Le cinéma mondial est orphelin», a déclaré l’ancien président du Festival de Cannes, Gilles Jacob. Il est pourtant plus vieux, cet orphelin, que l’était Jean-Luc Godard, né trois ans après le cinéma parlant – et parlant, son cinéma à lui le fut sans rival dans cette parlure étrange, qui tenait de celle du gourou en même temps que de celle du pochard. Du cinéma, il disait qu’il est «une forme qui pense». Le sien était aussi une forme qui parle. Il proclamait que «faire du cinéma et le tapin, c’est la même chose» et qu’il fallait «faire politiquement du cinéma politique». Faire du cinéma politique en sachant qu’on en fait, en ayant décidé d’en faire. Parler de l’Histoire (avec une grande hache). Au risque, évidemment, de déconner. Jean-Luc Godard concluait une préface à la «Correspondance» de François Truffaut en soupirant «François est peut-être mort, je suis peut-être vivant. Il n’y a pas de différence, n’est-ce pas».
Il n’y en a plus, il est mort mardi. Epuisé, il a choisi de partir, et de se faire assister pour ce dernier départ. Recevant en 2014 le Prix du Jury de Cannes pour «Adieu au langage», et ne venant (évidemment) pas chercher son prix, il avait envoyé une lettre vidéo au président et au directeur du festival, et leur annonçait : «j’irai dorénavant là où je suis resté».
Il faudra se passer de lui. On y arrivera (tant d’autres y sont arrivés fort bien). On arriverait aussi à se passer de ses films, mais on n’en a pas envie. Ils ont scandé des décennies de nos vies, et il n’a pas d’héritier. Quelques épigones, peut-être, et des compagnons, comme les Straub, comme lui campant dans une marginalité choisie, revendiquée, cultivée, au point de lui avoir fait détester son «A bout de souffle», coupable d’avoir attiré deux millions de spectateurs dans les salles : «La marge, c’est ce qui fait tenir ensemble les pages d’un livre», comme le montage, c’est ce qui fait tenir ensemble les images d’un film.

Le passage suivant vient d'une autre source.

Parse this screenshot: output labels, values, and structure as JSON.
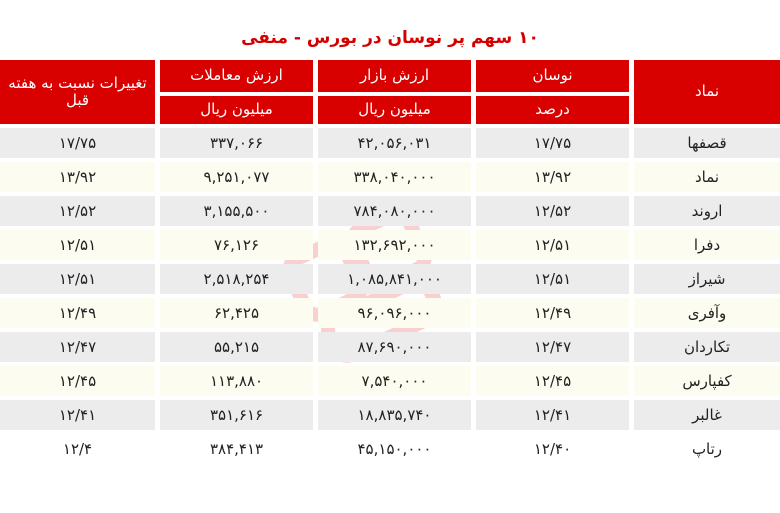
{
  "title": "۱۰ سهم پر نوسان در بورس - منفی",
  "headers": {
    "symbol": "نماد",
    "fluctuation": "نوسان",
    "fluctuation_unit": "درصد",
    "market_value": "ارزش بازار",
    "market_value_unit": "میلیون ریال",
    "trade_value": "ارزش معاملات",
    "trade_value_unit": "میلیون ریال",
    "weekly_change": "تغییرات نسبت به هفته قبل"
  },
  "rows": [
    {
      "symbol": "قصفها",
      "fluctuation": "۱۷/۷۵",
      "market_value": "۴۲,۰۵۶,۰۳۱",
      "trade_value": "۳۳۷,۰۶۶",
      "weekly_change": "۱۷/۷۵"
    },
    {
      "symbol": "نماد",
      "fluctuation": "۱۳/۹۲",
      "market_value": "۳۳۸,۰۴۰,۰۰۰",
      "trade_value": "۹,۲۵۱,۰۷۷",
      "weekly_change": "۱۳/۹۲"
    },
    {
      "symbol": "اروند",
      "fluctuation": "۱۲/۵۲",
      "market_value": "۷۸۴,۰۸۰,۰۰۰",
      "trade_value": "۳,۱۵۵,۵۰۰",
      "weekly_change": "۱۲/۵۲"
    },
    {
      "symbol": "دفرا",
      "fluctuation": "۱۲/۵۱",
      "market_value": "۱۳۲,۶۹۲,۰۰۰",
      "trade_value": "۷۶,۱۲۶",
      "weekly_change": "۱۲/۵۱"
    },
    {
      "symbol": "شیراز",
      "fluctuation": "۱۲/۵۱",
      "market_value": "۱,۰۸۵,۸۴۱,۰۰۰",
      "trade_value": "۲,۵۱۸,۲۵۴",
      "weekly_change": "۱۲/۵۱"
    },
    {
      "symbol": "وآفری",
      "fluctuation": "۱۲/۴۹",
      "market_value": "۹۶,۰۹۶,۰۰۰",
      "trade_value": "۶۲,۴۲۵",
      "weekly_change": "۱۲/۴۹"
    },
    {
      "symbol": "تکاردان",
      "fluctuation": "۱۲/۴۷",
      "market_value": "۸۷,۶۹۰,۰۰۰",
      "trade_value": "۵۵,۲۱۵",
      "weekly_change": "۱۲/۴۷"
    },
    {
      "symbol": "کفپارس",
      "fluctuation": "۱۲/۴۵",
      "market_value": "۷,۵۴۰,۰۰۰",
      "trade_value": "۱۱۳,۸۸۰",
      "weekly_change": "۱۲/۴۵"
    },
    {
      "symbol": "غالبر",
      "fluctuation": "۱۲/۴۱",
      "market_value": "۱۸,۸۳۵,۷۴۰",
      "trade_value": "۳۵۱,۶۱۶",
      "weekly_change": "۱۲/۴۱"
    },
    {
      "symbol": "رتاپ",
      "fluctuation": "۱۲/۴۰",
      "market_value": "۴۵,۱۵۰,۰۰۰",
      "trade_value": "۳۸۴,۴۱۳",
      "weekly_change": "۱۲/۴"
    }
  ],
  "watermark": "SEDAYE BOURSE",
  "colors": {
    "header_bg": "#d90000",
    "title": "#d40000",
    "row_gray": "#ececec",
    "row_cream": "#fcfcf0"
  }
}
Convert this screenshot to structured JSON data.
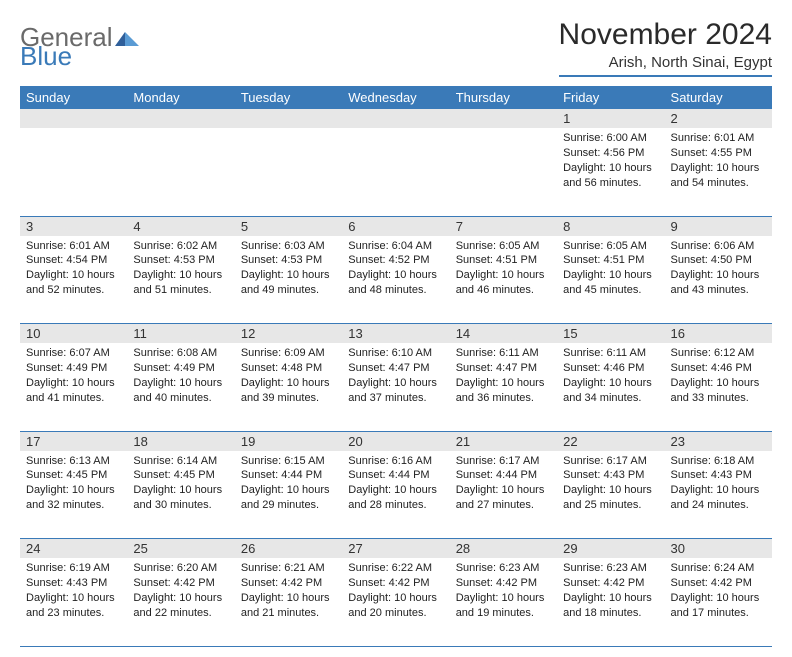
{
  "logo": {
    "part1": "General",
    "part2": "Blue"
  },
  "title": "November 2024",
  "location": "Arish, North Sinai, Egypt",
  "colors": {
    "header_bg": "#3a7ab8",
    "header_fg": "#ffffff",
    "daynum_bg": "#e7e7e7",
    "border": "#3a7ab8",
    "text": "#222222",
    "logo_gray": "#6a6a6a",
    "logo_blue": "#3a7ab8"
  },
  "weekdays": [
    "Sunday",
    "Monday",
    "Tuesday",
    "Wednesday",
    "Thursday",
    "Friday",
    "Saturday"
  ],
  "weeks": [
    {
      "nums": [
        "",
        "",
        "",
        "",
        "",
        "1",
        "2"
      ],
      "cells": [
        null,
        null,
        null,
        null,
        null,
        {
          "sunrise": "Sunrise: 6:00 AM",
          "sunset": "Sunset: 4:56 PM",
          "day1": "Daylight: 10 hours",
          "day2": "and 56 minutes."
        },
        {
          "sunrise": "Sunrise: 6:01 AM",
          "sunset": "Sunset: 4:55 PM",
          "day1": "Daylight: 10 hours",
          "day2": "and 54 minutes."
        }
      ]
    },
    {
      "nums": [
        "3",
        "4",
        "5",
        "6",
        "7",
        "8",
        "9"
      ],
      "cells": [
        {
          "sunrise": "Sunrise: 6:01 AM",
          "sunset": "Sunset: 4:54 PM",
          "day1": "Daylight: 10 hours",
          "day2": "and 52 minutes."
        },
        {
          "sunrise": "Sunrise: 6:02 AM",
          "sunset": "Sunset: 4:53 PM",
          "day1": "Daylight: 10 hours",
          "day2": "and 51 minutes."
        },
        {
          "sunrise": "Sunrise: 6:03 AM",
          "sunset": "Sunset: 4:53 PM",
          "day1": "Daylight: 10 hours",
          "day2": "and 49 minutes."
        },
        {
          "sunrise": "Sunrise: 6:04 AM",
          "sunset": "Sunset: 4:52 PM",
          "day1": "Daylight: 10 hours",
          "day2": "and 48 minutes."
        },
        {
          "sunrise": "Sunrise: 6:05 AM",
          "sunset": "Sunset: 4:51 PM",
          "day1": "Daylight: 10 hours",
          "day2": "and 46 minutes."
        },
        {
          "sunrise": "Sunrise: 6:05 AM",
          "sunset": "Sunset: 4:51 PM",
          "day1": "Daylight: 10 hours",
          "day2": "and 45 minutes."
        },
        {
          "sunrise": "Sunrise: 6:06 AM",
          "sunset": "Sunset: 4:50 PM",
          "day1": "Daylight: 10 hours",
          "day2": "and 43 minutes."
        }
      ]
    },
    {
      "nums": [
        "10",
        "11",
        "12",
        "13",
        "14",
        "15",
        "16"
      ],
      "cells": [
        {
          "sunrise": "Sunrise: 6:07 AM",
          "sunset": "Sunset: 4:49 PM",
          "day1": "Daylight: 10 hours",
          "day2": "and 41 minutes."
        },
        {
          "sunrise": "Sunrise: 6:08 AM",
          "sunset": "Sunset: 4:49 PM",
          "day1": "Daylight: 10 hours",
          "day2": "and 40 minutes."
        },
        {
          "sunrise": "Sunrise: 6:09 AM",
          "sunset": "Sunset: 4:48 PM",
          "day1": "Daylight: 10 hours",
          "day2": "and 39 minutes."
        },
        {
          "sunrise": "Sunrise: 6:10 AM",
          "sunset": "Sunset: 4:47 PM",
          "day1": "Daylight: 10 hours",
          "day2": "and 37 minutes."
        },
        {
          "sunrise": "Sunrise: 6:11 AM",
          "sunset": "Sunset: 4:47 PM",
          "day1": "Daylight: 10 hours",
          "day2": "and 36 minutes."
        },
        {
          "sunrise": "Sunrise: 6:11 AM",
          "sunset": "Sunset: 4:46 PM",
          "day1": "Daylight: 10 hours",
          "day2": "and 34 minutes."
        },
        {
          "sunrise": "Sunrise: 6:12 AM",
          "sunset": "Sunset: 4:46 PM",
          "day1": "Daylight: 10 hours",
          "day2": "and 33 minutes."
        }
      ]
    },
    {
      "nums": [
        "17",
        "18",
        "19",
        "20",
        "21",
        "22",
        "23"
      ],
      "cells": [
        {
          "sunrise": "Sunrise: 6:13 AM",
          "sunset": "Sunset: 4:45 PM",
          "day1": "Daylight: 10 hours",
          "day2": "and 32 minutes."
        },
        {
          "sunrise": "Sunrise: 6:14 AM",
          "sunset": "Sunset: 4:45 PM",
          "day1": "Daylight: 10 hours",
          "day2": "and 30 minutes."
        },
        {
          "sunrise": "Sunrise: 6:15 AM",
          "sunset": "Sunset: 4:44 PM",
          "day1": "Daylight: 10 hours",
          "day2": "and 29 minutes."
        },
        {
          "sunrise": "Sunrise: 6:16 AM",
          "sunset": "Sunset: 4:44 PM",
          "day1": "Daylight: 10 hours",
          "day2": "and 28 minutes."
        },
        {
          "sunrise": "Sunrise: 6:17 AM",
          "sunset": "Sunset: 4:44 PM",
          "day1": "Daylight: 10 hours",
          "day2": "and 27 minutes."
        },
        {
          "sunrise": "Sunrise: 6:17 AM",
          "sunset": "Sunset: 4:43 PM",
          "day1": "Daylight: 10 hours",
          "day2": "and 25 minutes."
        },
        {
          "sunrise": "Sunrise: 6:18 AM",
          "sunset": "Sunset: 4:43 PM",
          "day1": "Daylight: 10 hours",
          "day2": "and 24 minutes."
        }
      ]
    },
    {
      "nums": [
        "24",
        "25",
        "26",
        "27",
        "28",
        "29",
        "30"
      ],
      "cells": [
        {
          "sunrise": "Sunrise: 6:19 AM",
          "sunset": "Sunset: 4:43 PM",
          "day1": "Daylight: 10 hours",
          "day2": "and 23 minutes."
        },
        {
          "sunrise": "Sunrise: 6:20 AM",
          "sunset": "Sunset: 4:42 PM",
          "day1": "Daylight: 10 hours",
          "day2": "and 22 minutes."
        },
        {
          "sunrise": "Sunrise: 6:21 AM",
          "sunset": "Sunset: 4:42 PM",
          "day1": "Daylight: 10 hours",
          "day2": "and 21 minutes."
        },
        {
          "sunrise": "Sunrise: 6:22 AM",
          "sunset": "Sunset: 4:42 PM",
          "day1": "Daylight: 10 hours",
          "day2": "and 20 minutes."
        },
        {
          "sunrise": "Sunrise: 6:23 AM",
          "sunset": "Sunset: 4:42 PM",
          "day1": "Daylight: 10 hours",
          "day2": "and 19 minutes."
        },
        {
          "sunrise": "Sunrise: 6:23 AM",
          "sunset": "Sunset: 4:42 PM",
          "day1": "Daylight: 10 hours",
          "day2": "and 18 minutes."
        },
        {
          "sunrise": "Sunrise: 6:24 AM",
          "sunset": "Sunset: 4:42 PM",
          "day1": "Daylight: 10 hours",
          "day2": "and 17 minutes."
        }
      ]
    }
  ]
}
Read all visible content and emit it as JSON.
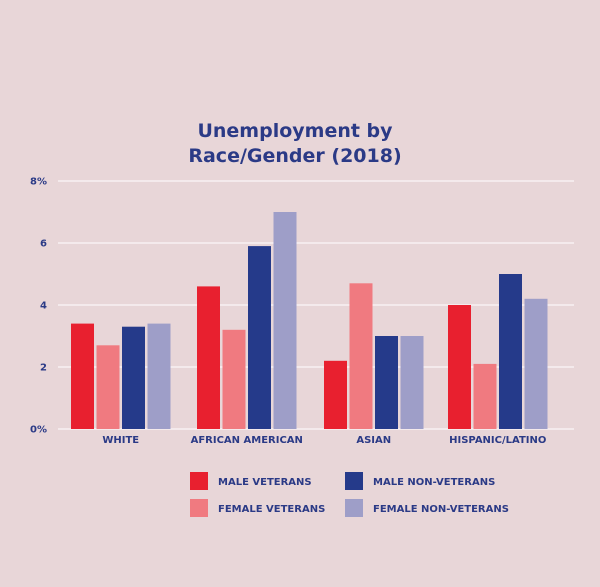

Et comme chacun de ses films, des plus géniaux (on mettra ici «Pierrot le Fou» et «Histoires du cinéma» au-dessus de tous les autres) aux plus irregardables (qu’on laissera reposer en paix sans les citer à comparaître), fait tenir ensemble les pans d’une oeuvre dont le chaos apparent produit une cohérence surprenante.
De toute façon, comme l’assure le cinéaste japonais Takeshi Kitano, «Godard existe probablement en dehors de la compréhension». Car à la fin comme au début est le chaos, et l’esprit de God-Art plane dans les images. Ce n’est pas lui qui était en avance sur son temps, c’est le temps qui était en retard sur lui. Et qui, mardi, l’a rattrapé.